あらかじめ失われた栄光の味2009-06-18

誰も知るように、栄光の味は苦い。と書いたのは三島由紀夫だが、なんか味がしない映画だった。『レスラー』は。

脚本が問題なのかと言われれば、つまりはそういうことなのかもしれないけど、何だろう、ひどい目に遭うべき主人公がひどい目に遭うこと、それ自体を云々する気はない。好きだったストリッパーに最悪の中途半端さでふられようと、酔っぱらって麻薬を吸引したあげくに行きずりの女と寝てしまって実の娘との約束をすっぽかしそれ故に絶交されようと、カネを稼ぐために仕方なく従事するスーパーマーケットの仕事で客に屈辱的なことを言われようと。

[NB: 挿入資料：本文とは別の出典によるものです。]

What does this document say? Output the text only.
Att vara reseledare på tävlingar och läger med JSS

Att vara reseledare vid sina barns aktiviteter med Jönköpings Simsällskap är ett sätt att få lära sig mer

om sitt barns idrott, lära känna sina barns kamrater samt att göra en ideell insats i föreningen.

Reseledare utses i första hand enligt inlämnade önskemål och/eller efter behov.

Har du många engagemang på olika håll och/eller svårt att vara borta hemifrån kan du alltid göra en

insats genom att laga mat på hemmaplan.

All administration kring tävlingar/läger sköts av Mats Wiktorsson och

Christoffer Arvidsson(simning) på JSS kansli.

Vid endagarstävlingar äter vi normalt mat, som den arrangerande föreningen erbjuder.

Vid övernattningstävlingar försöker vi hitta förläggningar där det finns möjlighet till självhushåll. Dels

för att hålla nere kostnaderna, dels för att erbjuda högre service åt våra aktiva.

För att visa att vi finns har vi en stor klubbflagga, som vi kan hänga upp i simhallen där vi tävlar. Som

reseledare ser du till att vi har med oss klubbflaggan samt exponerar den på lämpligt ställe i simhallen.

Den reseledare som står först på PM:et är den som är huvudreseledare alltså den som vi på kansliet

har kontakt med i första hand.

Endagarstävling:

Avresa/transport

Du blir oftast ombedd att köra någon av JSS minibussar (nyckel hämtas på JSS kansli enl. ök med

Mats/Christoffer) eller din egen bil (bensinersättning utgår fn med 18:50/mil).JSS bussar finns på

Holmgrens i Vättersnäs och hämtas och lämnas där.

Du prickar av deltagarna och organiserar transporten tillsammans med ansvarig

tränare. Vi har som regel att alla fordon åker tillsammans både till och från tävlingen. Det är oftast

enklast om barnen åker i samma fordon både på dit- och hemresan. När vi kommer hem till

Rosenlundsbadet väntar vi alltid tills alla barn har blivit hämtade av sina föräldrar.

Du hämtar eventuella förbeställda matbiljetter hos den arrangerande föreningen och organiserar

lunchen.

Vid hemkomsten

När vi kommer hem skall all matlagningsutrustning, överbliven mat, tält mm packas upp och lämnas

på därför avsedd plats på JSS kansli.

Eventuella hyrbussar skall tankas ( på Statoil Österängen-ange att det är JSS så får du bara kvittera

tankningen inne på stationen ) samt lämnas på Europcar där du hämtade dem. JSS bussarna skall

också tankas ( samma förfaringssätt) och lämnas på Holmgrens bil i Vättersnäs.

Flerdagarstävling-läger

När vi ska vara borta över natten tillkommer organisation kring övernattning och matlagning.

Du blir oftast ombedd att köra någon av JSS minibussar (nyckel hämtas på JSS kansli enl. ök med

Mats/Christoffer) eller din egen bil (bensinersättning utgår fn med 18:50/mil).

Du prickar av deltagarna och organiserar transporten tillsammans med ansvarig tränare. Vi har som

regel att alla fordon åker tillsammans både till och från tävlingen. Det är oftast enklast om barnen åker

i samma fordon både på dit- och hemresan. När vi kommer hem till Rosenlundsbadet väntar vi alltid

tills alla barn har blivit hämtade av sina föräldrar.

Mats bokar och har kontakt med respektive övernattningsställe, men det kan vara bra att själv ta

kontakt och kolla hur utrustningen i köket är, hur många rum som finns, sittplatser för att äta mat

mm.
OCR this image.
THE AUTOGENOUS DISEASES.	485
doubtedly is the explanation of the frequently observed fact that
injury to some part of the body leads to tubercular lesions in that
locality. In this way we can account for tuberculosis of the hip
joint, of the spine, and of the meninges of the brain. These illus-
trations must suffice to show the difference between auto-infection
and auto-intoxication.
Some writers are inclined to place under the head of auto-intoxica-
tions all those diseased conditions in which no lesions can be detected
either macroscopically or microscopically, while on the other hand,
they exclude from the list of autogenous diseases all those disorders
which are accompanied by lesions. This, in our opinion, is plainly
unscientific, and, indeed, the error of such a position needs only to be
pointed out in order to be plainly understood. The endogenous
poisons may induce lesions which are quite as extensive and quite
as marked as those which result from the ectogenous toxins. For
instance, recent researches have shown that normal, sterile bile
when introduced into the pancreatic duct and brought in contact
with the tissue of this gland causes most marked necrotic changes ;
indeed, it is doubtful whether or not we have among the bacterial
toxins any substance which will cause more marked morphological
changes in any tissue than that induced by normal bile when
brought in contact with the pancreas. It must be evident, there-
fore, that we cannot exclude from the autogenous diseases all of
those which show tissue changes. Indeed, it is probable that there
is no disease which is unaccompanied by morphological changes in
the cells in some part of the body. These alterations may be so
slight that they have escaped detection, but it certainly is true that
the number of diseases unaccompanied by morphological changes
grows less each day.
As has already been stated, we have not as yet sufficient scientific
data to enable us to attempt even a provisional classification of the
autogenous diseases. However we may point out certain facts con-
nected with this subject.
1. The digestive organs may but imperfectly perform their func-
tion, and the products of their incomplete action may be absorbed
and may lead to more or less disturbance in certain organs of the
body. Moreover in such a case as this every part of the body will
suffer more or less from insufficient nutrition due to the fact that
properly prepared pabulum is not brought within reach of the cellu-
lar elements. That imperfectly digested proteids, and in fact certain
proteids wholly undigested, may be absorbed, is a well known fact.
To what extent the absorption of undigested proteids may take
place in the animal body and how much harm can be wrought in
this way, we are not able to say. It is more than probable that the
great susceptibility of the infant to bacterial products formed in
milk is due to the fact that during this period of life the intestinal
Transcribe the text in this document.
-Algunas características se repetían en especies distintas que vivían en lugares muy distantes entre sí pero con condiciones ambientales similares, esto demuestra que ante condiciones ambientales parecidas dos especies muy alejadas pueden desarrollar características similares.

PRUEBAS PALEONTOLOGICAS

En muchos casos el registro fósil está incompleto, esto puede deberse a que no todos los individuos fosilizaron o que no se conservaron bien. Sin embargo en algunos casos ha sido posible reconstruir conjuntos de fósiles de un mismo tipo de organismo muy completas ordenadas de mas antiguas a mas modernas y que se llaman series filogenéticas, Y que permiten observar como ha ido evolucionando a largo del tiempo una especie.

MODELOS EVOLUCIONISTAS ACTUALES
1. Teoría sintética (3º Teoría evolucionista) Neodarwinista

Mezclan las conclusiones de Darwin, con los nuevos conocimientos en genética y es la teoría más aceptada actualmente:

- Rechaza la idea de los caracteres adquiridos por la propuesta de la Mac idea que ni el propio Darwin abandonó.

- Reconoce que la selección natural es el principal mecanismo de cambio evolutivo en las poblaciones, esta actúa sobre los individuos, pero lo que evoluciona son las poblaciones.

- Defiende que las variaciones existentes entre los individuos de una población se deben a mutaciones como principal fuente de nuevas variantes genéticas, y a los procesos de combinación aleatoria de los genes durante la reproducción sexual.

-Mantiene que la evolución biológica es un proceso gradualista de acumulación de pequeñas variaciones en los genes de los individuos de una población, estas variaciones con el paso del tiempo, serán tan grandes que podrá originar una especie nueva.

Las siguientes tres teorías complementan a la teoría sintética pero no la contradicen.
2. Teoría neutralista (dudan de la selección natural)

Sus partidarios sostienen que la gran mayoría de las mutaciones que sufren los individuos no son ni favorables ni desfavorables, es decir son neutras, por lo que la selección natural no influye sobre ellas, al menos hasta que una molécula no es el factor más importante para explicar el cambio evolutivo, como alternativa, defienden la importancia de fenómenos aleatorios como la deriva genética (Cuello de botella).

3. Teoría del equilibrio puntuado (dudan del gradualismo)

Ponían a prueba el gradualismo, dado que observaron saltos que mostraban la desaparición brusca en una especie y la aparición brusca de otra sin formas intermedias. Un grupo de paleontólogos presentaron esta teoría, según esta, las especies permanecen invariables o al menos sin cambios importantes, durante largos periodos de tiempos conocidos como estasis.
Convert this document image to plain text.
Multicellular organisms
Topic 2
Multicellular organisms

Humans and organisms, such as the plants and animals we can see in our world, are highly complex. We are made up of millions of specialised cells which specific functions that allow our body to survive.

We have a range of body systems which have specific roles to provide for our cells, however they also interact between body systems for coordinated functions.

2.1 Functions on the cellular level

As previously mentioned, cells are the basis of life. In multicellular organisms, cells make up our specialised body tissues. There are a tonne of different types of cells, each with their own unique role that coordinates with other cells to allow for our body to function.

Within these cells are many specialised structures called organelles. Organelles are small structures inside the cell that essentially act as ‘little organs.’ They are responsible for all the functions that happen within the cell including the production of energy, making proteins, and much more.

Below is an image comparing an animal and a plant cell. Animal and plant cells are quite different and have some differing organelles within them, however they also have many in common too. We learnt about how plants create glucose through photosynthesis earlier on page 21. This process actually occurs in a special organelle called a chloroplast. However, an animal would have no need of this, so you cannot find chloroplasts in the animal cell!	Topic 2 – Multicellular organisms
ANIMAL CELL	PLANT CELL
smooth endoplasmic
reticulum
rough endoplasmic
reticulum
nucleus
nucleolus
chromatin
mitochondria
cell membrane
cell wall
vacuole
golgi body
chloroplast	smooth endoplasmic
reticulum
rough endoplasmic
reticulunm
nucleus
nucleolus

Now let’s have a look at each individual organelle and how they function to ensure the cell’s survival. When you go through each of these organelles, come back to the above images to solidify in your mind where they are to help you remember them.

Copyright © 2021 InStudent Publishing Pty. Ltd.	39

だけど演出が悲しくないのだ。ダーレン・アロノフスキーは、この中年プロレスラーの主人公に対して、どこか甘い。『レスラー』でいちばん引っかかるのは、ミッキー・ロークは登場したその瞬間から、ミッキー・ローク=過去の栄光に生きようとしても人生すべて裏目ったランディ・”ザ・ラム”・ロビンソン、というつもり満々で、アロノフスキーはそれを助長しているように見える、ということだ。演出はすべて、過去の栄光にさびしく生きるランディを、世界ぜんぶの主人公として行われているように見える。たとえばストリッパーのキャシディは、みずから進んで苦痛を受け容れるランディの姿に、キリストを重ね合わせるようなことを言うし、スーパーマーケットの更衣室から惣菜売り場へ向かうランディの背中に、幻のような遠い歓声を重ね合わせてみたりする。それに髪を切らない。ランディは地毛のダークな髪を長く伸ばして金髪に染めている。彼が愛する80年代のハードロックバンドみたいに。控え室で倒れて病室で目覚めても、リタイヤするしかない状況に追い込まれても、ロングヘアはそのままだ。それも当たり前か。ランディは主人公なんだから。

でも、そうじゃないんだ。それは結果でしかないんだ。ランディ・”ザ・ラム”・ロビンソンはもっとうまくやれると思ってたんだ。少なくとも栄光は過去じゃなくて現在だったときがあったはずだ。彼はそこから滑り落ちたのであって、あらかじめ「すべてを失った元人気プロレスラー」だったわけではない、はずなんだ。